I always let my Honey back it in. I can back but she's better than me.:thumbup1:


----------



## artmart (Sep 21, 2010)

That doesn't work with my Honey. When I'm backing she likes to check out the campground. Just kidding. I use her only for letting me know when I am at the right spot. Getting it to that spot is my responsibility.

I use small cones to mark where I want the tires, then she lets me know when I am there. Then with leveling blocks in place she lets me know when I'm positioned correctly. Then I chock and lock things into place, unhitch and I do all the outside setup as she does the inside.

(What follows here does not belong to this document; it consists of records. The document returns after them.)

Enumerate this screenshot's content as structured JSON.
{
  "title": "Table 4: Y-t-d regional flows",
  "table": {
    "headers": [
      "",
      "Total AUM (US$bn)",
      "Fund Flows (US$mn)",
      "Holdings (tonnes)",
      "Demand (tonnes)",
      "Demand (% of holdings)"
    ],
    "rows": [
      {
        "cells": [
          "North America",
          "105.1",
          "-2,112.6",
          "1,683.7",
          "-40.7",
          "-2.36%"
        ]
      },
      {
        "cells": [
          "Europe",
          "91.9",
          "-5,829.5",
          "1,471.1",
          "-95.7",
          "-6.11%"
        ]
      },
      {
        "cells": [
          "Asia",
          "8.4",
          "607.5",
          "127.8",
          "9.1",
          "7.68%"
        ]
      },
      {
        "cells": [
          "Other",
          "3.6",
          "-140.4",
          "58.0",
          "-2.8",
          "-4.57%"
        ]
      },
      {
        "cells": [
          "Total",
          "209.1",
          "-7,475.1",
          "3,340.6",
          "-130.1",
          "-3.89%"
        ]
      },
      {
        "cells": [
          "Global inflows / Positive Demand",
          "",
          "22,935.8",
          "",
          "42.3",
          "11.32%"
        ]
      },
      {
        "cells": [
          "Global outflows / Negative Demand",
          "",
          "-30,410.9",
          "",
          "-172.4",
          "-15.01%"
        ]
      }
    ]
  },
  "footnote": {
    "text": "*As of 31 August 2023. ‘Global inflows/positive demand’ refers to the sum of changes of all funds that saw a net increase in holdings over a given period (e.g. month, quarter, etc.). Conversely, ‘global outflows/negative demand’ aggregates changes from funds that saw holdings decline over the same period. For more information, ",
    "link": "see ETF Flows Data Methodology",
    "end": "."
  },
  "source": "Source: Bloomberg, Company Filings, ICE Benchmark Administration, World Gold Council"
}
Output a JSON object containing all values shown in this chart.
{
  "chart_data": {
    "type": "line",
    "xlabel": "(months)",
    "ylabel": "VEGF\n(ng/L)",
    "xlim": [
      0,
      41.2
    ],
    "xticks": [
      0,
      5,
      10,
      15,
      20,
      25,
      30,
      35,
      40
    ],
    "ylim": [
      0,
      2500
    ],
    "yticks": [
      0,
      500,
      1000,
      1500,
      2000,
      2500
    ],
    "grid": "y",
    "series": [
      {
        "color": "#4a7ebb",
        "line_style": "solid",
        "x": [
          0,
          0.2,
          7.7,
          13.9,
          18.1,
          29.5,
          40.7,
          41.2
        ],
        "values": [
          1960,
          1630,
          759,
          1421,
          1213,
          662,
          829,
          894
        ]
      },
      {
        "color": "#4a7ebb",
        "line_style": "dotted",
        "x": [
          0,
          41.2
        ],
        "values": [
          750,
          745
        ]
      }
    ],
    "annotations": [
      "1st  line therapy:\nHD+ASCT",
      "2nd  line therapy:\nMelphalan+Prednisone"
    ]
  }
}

This procedure works for us, but it took us a few tries and some frustration to find what works for us. She knows she should learn but doesn't have the desire. Oh well. With all the other couples we camp with, all the wives are the same way, so us dudes just help each other out and the quicker the women socialize, the better for us all. They always have refreshments and goodies for us when we're done so we can't complain.


----------



## ndevans2 (Jun 12, 2010)

I usually have my wife guide me when I back up but it has gotten to the point where it really isn't necessary. This is our second yr with a camper and backing has become second nature. I first started feeling comfortable backing in to our driveway just because it was familiar, this helped me get used to the size of the rig. Along with all the other great advise you have recieved here I would add that I think it is really good practice backing up a decent distance not just a short bit. This will get you used to it quicker and you won't be nervious if you ever have to. Hooking up is still easier with help as I can't see anything(we have a 30' travel trailer but your 5th wheel will be easier), I can get it easy enough but it takes a couple times of getting out and checking. Last week when we were getting ready my 2 kids wanted to help guide, I had them stand back at a safe distance and told them to signal me when I was back far enough. I was backing up very slowly and thump, about a second later I hear STOP I was going slow enough that nothing was hurt but their pride-especially when I was laughing because it was cute!! Take some time and you will be just fine.
Enjoy,
Nate


----------



## bigjr (Mar 5, 2009)

One thing ill mention is patience plenty of it nothing starts the weekend off better then yelling back and forth at your significant other :no:


----------



## RVadventurer (May 4, 2011)

Do you have any prior trailer backing experience? Going from nothing to a 35 ft trailer is a major leap. I would recommend that until you get good and comfortable pulling the trailer that you only go forward... You can find camp sites that are pull through at most camp grounds.... May be stick to pull throughs for the first season.


----------